If you ever move into a place knowing that some things were in disrepair when you signed the lease, you are in a much weaker position to have these fixed than if you only discover these when you are move in. Cases such as a washing machine or fridge provided by the landlord which is kaput are fairly clear – they must be replaced or repaired. But if the fridge ices up totally at the back after a month, and the washer is so noisy your neighbour complains (this also happened to me, but the woman next door was a cow), you are unlikely to get much joy, as long as they still work. However, if the curtains or carpets give you a headache, it’s your own fault, since they were there in the first place.

A lot of places I have lived in have had part of the area under the house or the garden shed storage area filled up with some of the landlord’s stuff, such as old carpet or lino, or the cabinets the kitchen used to have in 1928, before it was redone in 1962. This stuff is often referred to as ‘spare materials’ by the landlord, while anything you store in the same place will be labelled ‘rubbish’. It is probably not worth complaining about this too much, as the law says the landlord is to pass on a property which is free of rubbish. If he hasn’t, the Tenancy Tribunal will probably look at him sideways if he says you haven’t either. “One man’s rubbish is another man’s… whatever.”

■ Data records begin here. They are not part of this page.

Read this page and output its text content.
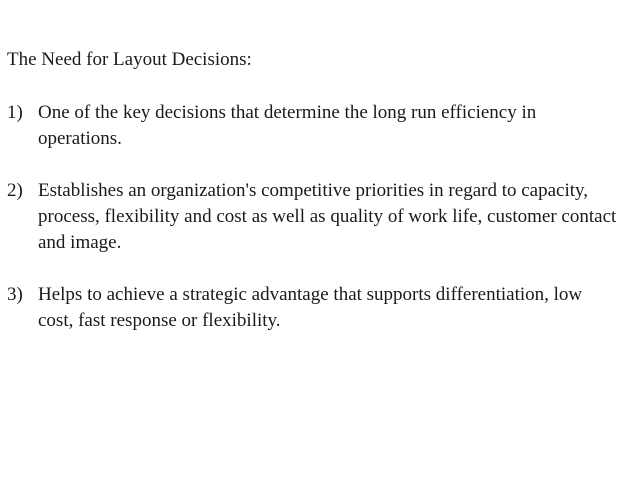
The Need for Layout Decisions:
1) One of the key decisions that determine the long run efficiency in operations.
2) Establishes an organization's competitive priorities in regard to capacity, process, flexibility and cost as well as quality of work life, customer contact and image.
3) Helps to achieve a strategic advantage that supports differentiation, low cost, fast response or flexibility.
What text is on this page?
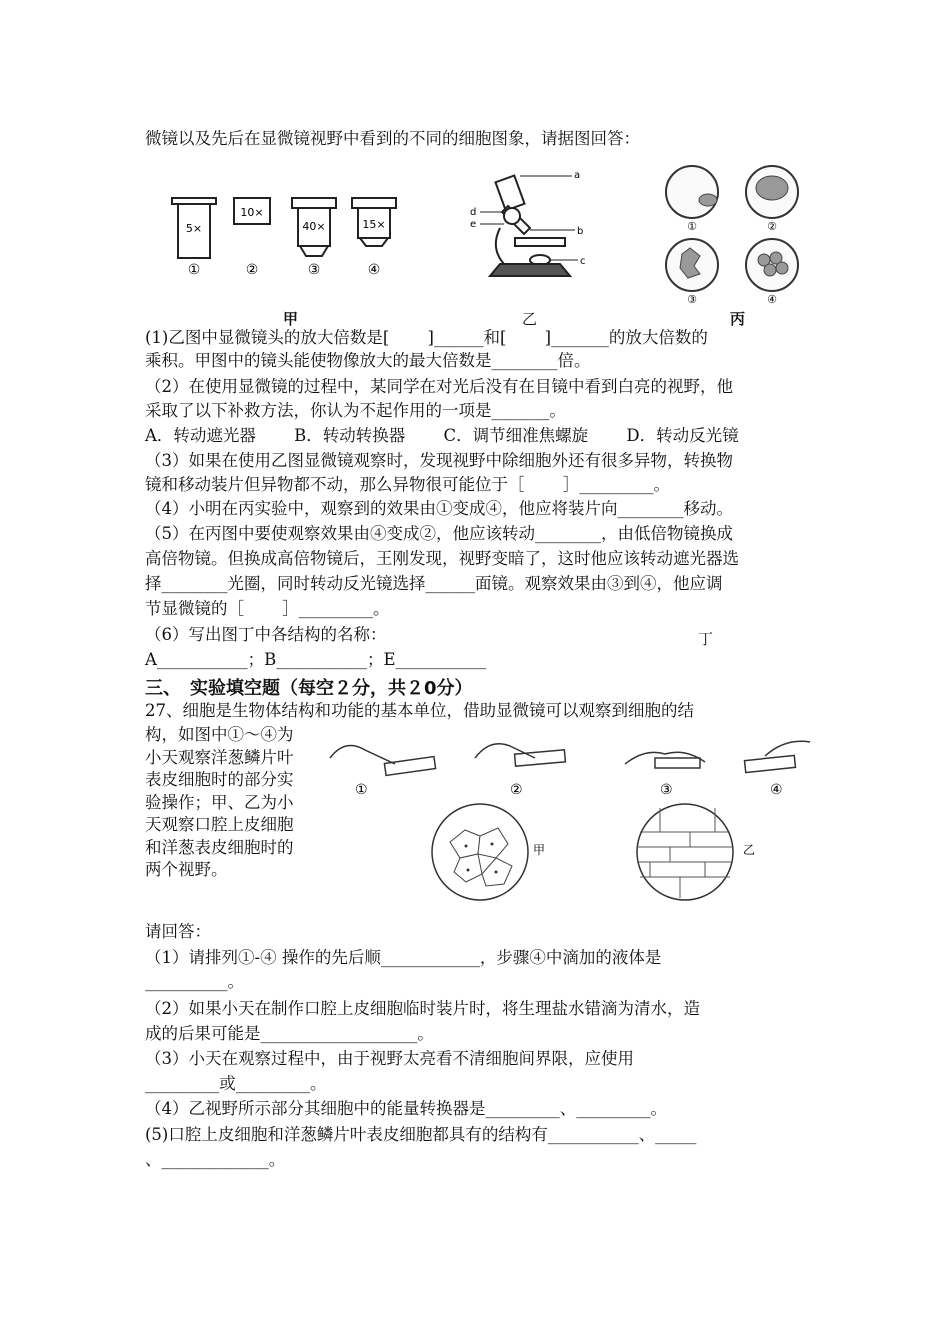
微镜以及先后在显微镜视野中看到的不同的细胞图象，请据图回答：
5×
①
10×
②
40×
③
15×
④
甲
a
b
c
d
e
乙
①	②
③	④
丙
(1)乙图中显微镜头的放大倍数是[　　 ]______和[　　 ]_______的放大倍数的
乘积。甲图中的镜头能使物像放大的最大倍数是________倍。
（2）在使用显微镜的过程中，某同学在对光后没有在目镜中看到白亮的视野，他
采取了以下补救方法，你认为不起作用的一项是_______。
A．转动遮光器　　 B．转动转换器　　 C．调节细准焦螺旋　　 D．转动反光镜
（3）如果在使用乙图显微镜观察时，发现视野中除细胞外还有很多异物，转换物
镜和移动装片但异物都不动，那么异物很可能位于［　　 ］_________。
（4）小明在丙实验中，观察到的效果由①变成④，他应将装片向________移动。
（5）在丙图中要使观察效果由④变成②，他应该转动________，由低倍物镜换成
高倍物镜。但换成高倍物镜后，王刚发现，视野变暗了，这时他应该转动遮光器选
择________光圈，同时转动反光镜选择______面镜。观察效果由③到④，他应调
节显微镜的［　　 ］_________。
（6）写出图丁中各结构的名称：	丁
A___________；B___________；E___________
三、　实验填空题（每空２分，共２0分）
27、细胞是生物体结构和功能的基本单位，借助显微镜可以观察到细胞的结
构，如图中①～④为小天观察洋葱鳞片叶表皮细胞时的部分实验操作；甲、乙为小天观察口腔上皮细胞和洋葱表皮细胞时的两个视野。
①	②	③	④
甲	乙
请回答：
（1）请排列①-④ 操作的先后顺____________，步骤④中滴加的液体是
__________。
（2）如果小天在制作口腔上皮细胞临时装片时，将生理盐水错滴为清水，造
成的后果可能是___________________。
（3）小天在观察过程中，由于视野太亮看不清细胞间界限，应使用
_________或_________。
（4）乙视野所示部分其细胞中的能量转换器是_________、_________。
(5)口腔上皮细胞和洋葱鳞片叶表皮细胞都具有的结构有___________、_____
、_____________。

There are certain things which must be fixed straight away, whether your landlord likes it or not: a broken hot water heater, a blocked toilet (never flush your tampons), a dangerous electrical fault or a slippery path or deck. The Tribunal gets very tetchy with landlords who don’t fix such essentials as soon as possible.

If something that may cause you physical harm is not fixed straight away, you can sue the landlord if you come to harm. (I probably should have sued Nadia Henderson, when we slipped on the path and deck of her rental place more times than I can count, before she de-slimed them after THREE weeks.) If you want to move into a place which has a broken window, this constitutes a security risk, and is required to be fixed immediately, (still listening, Nadia?). But if you break it, you have to fix it tout suite!

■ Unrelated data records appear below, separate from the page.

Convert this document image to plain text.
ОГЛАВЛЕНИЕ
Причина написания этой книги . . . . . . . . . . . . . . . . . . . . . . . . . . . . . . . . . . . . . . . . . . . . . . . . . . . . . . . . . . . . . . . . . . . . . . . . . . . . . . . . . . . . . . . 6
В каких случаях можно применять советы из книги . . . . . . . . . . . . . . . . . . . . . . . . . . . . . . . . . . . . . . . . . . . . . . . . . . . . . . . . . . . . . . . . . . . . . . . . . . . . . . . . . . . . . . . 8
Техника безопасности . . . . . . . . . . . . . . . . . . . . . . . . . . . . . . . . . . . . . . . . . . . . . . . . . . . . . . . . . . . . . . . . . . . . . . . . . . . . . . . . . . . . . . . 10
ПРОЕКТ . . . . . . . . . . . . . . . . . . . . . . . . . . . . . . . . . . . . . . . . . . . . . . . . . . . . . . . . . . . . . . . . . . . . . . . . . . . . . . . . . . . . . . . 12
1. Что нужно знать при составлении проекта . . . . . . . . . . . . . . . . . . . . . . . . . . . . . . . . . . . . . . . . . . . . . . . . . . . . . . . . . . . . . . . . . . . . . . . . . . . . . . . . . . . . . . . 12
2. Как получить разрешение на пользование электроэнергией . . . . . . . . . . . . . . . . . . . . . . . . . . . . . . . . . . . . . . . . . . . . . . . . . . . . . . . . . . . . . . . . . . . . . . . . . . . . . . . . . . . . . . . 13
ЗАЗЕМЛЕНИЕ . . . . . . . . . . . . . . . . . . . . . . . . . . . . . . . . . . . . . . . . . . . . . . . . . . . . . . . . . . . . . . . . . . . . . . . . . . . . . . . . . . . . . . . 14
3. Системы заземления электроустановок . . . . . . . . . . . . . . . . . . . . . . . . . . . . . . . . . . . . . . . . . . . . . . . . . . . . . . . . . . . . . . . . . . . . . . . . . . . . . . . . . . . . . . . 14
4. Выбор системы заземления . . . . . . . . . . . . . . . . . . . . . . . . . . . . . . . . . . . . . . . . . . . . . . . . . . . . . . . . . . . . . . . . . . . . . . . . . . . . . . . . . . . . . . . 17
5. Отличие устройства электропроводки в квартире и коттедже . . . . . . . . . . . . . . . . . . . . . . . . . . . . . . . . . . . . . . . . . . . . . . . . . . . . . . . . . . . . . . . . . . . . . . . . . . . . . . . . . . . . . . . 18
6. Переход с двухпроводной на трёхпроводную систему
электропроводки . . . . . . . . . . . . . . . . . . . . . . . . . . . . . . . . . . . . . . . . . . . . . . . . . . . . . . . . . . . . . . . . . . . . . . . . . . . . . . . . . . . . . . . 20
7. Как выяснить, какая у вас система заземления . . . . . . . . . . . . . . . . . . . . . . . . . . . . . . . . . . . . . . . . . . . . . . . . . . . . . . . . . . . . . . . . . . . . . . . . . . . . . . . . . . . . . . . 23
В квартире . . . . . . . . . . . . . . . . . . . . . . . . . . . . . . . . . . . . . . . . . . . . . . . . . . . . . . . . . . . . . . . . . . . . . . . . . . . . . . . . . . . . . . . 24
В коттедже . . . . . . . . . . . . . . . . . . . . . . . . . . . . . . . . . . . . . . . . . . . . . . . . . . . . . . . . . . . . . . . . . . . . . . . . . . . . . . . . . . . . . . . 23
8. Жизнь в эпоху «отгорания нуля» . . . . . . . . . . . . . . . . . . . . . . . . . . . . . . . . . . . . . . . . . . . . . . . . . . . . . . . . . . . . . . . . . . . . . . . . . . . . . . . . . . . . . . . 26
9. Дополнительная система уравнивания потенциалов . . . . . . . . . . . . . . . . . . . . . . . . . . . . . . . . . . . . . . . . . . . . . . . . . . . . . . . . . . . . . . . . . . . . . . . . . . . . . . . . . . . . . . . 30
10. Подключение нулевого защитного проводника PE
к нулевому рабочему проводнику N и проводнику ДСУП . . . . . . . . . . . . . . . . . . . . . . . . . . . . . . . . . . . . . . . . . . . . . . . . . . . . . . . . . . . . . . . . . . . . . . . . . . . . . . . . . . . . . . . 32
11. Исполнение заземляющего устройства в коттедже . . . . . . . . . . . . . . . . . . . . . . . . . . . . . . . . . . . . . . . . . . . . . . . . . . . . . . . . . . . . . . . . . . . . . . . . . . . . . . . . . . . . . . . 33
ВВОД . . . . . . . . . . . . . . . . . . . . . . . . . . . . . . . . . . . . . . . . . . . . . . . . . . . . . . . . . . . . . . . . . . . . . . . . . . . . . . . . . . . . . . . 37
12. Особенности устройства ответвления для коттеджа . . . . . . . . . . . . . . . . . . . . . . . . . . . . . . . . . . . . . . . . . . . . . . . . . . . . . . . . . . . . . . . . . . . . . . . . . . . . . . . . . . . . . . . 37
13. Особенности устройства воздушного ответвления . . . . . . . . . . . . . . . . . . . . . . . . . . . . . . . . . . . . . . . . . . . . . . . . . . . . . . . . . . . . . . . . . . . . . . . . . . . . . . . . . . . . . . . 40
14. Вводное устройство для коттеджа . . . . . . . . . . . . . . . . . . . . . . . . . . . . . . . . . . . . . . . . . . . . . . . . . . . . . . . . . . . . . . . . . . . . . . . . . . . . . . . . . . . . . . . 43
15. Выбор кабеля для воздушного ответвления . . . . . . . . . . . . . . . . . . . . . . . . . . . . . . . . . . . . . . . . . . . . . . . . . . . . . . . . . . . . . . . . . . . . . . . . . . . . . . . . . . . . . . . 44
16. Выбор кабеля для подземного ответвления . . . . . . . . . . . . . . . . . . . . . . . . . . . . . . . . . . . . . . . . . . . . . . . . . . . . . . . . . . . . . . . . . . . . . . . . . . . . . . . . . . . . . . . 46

I saw one place recently which had a gap between the floor and the wall of about 1cm, which was stuffed with newspaper. The landlord doesn’t have to fix this, as it is not a safety or security risk. I feel sorry for the poor buggers who moved into this place – the 3 bedroom place above Glengary Wines in Upland Rd.

Finally, any queries you have with your telephone line should be taken up with Telecom, who I have to say (even though I don’t want to) seem to be providing excellent technician service these days. Likewise, gas and power meters and provision must be dealt with by your provider – your landlord has no influence. If your utilities get cut off for non-payment, it’s your fault – DUH!

Other things: My thanks to ‘feltpants’ for his high praise, and my condolences to Anna, who has all sorts of trials living with her grandmother (you have my sympathy – living with my grandmother was lovely – no one ever made shortbread like her).